For almost 48 hours now we've been experiencing sporadic DNS outages for A and CNAME records. Have mostly been tracking the issue via ping and nslookup on Windows.
Lookups for 'www' (A), 'img1' (CNAME), 'store' (A) have come back as not found (windows ping or nslookup says it just cant find the host) - andon one online DNS tester I even saw an NXDOMAIN response.
I'm pretty sure that somewhere in the DNS 'chain' there is a cached NXDOMAIN response coming back thats still getting cached after 46 hours now.
I've even seen a case where - using nslookup - i've done a lookup on a CNAME record img1.example.com
10 times within 5 seconds and had negative and positive responses from the same verizon DNS server within a second.
Like I said this has happened for 48 hours now. The 'outage' occurs only briefly for a few minutes, but has been seen from at least 4 differnet geographical locations/networks.
I thought the bad record would have cleared itself out by now, but I'm hoping that finding the offending DNS server I can at least try to contact them - or find out whose fault it is.
Answers to obvious questions
- DNS currently godaddy, has not been changed at all
- domain has been active with DNS on godaddys hosted DNS (ns41.domaincontrol.com) for 3 years
- Problem observed on several differnet networks, verizon DSL, comcast cable, verizon EVDO, site24x7 website
- even happening with CNAME records to amazon A3 (i.e. 100% not a webserver problem and 100% DNS problem)

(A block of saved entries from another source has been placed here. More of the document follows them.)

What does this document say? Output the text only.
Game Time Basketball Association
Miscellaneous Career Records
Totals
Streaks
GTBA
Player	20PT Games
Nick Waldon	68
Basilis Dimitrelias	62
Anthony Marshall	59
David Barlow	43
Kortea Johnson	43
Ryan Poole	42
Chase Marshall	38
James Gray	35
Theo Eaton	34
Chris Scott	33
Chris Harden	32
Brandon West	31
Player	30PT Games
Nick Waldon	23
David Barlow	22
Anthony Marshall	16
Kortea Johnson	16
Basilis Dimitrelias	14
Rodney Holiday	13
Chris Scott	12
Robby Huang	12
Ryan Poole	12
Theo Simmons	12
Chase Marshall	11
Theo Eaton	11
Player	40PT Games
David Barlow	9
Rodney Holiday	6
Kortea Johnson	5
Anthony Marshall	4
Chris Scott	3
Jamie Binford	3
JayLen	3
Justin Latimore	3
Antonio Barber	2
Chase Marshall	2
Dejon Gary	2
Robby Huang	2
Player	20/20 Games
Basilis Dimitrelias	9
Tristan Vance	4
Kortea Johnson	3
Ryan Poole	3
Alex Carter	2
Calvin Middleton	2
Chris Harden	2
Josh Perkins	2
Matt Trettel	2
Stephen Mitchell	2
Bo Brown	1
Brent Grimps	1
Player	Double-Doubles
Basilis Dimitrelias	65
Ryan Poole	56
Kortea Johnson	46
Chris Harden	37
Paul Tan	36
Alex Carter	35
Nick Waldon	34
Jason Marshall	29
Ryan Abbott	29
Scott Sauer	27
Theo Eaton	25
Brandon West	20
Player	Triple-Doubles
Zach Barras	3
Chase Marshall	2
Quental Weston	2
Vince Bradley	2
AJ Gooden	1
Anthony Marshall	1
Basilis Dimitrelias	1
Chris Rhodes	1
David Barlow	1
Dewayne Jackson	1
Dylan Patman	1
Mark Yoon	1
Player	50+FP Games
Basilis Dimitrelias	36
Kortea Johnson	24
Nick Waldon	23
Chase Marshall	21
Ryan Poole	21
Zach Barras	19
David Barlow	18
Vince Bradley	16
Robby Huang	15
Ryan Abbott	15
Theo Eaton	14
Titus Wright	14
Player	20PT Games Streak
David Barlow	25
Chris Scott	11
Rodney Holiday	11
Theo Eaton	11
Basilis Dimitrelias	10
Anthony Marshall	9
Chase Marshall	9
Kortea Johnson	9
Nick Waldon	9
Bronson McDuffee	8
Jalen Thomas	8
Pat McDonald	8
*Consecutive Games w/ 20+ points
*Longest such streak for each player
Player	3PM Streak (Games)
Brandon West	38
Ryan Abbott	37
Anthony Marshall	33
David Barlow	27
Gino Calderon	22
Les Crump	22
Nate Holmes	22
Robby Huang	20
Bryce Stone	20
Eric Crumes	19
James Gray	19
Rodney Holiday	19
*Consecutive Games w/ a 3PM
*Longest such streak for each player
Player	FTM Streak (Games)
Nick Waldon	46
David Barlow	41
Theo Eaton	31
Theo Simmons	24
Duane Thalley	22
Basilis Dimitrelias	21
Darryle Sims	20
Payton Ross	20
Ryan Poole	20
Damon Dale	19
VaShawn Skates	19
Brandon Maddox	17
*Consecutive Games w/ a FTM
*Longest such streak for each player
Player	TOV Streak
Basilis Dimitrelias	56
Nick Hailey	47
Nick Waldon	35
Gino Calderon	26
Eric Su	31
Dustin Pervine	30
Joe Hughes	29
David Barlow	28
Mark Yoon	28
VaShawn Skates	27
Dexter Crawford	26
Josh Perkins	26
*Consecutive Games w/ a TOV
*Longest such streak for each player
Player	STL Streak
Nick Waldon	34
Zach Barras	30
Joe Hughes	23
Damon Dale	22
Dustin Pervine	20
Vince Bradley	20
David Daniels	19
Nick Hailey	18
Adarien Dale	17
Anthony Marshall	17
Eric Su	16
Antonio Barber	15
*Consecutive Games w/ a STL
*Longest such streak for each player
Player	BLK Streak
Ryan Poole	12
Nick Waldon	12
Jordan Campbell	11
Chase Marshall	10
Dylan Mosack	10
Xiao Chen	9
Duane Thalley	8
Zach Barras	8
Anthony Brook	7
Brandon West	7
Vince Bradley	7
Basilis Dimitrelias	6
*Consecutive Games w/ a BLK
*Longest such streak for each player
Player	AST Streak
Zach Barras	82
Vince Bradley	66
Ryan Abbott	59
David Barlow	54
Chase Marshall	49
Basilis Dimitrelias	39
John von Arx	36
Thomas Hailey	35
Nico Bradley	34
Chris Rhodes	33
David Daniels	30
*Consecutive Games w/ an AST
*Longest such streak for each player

- I'm not an expert, but the problem confirmed by two people that know more than i do. one thinks the most likely issue is a cached NXDOMAIN response somewhere.
Should we just wait up to 4 days before changing DNS providers? Is there a tool of some sort to trace where the DNS is coming from and find the actual server which is caching the NXDOMAIN response - or perhaps a service to just test hundreds/thousands of DNS servers for their responses?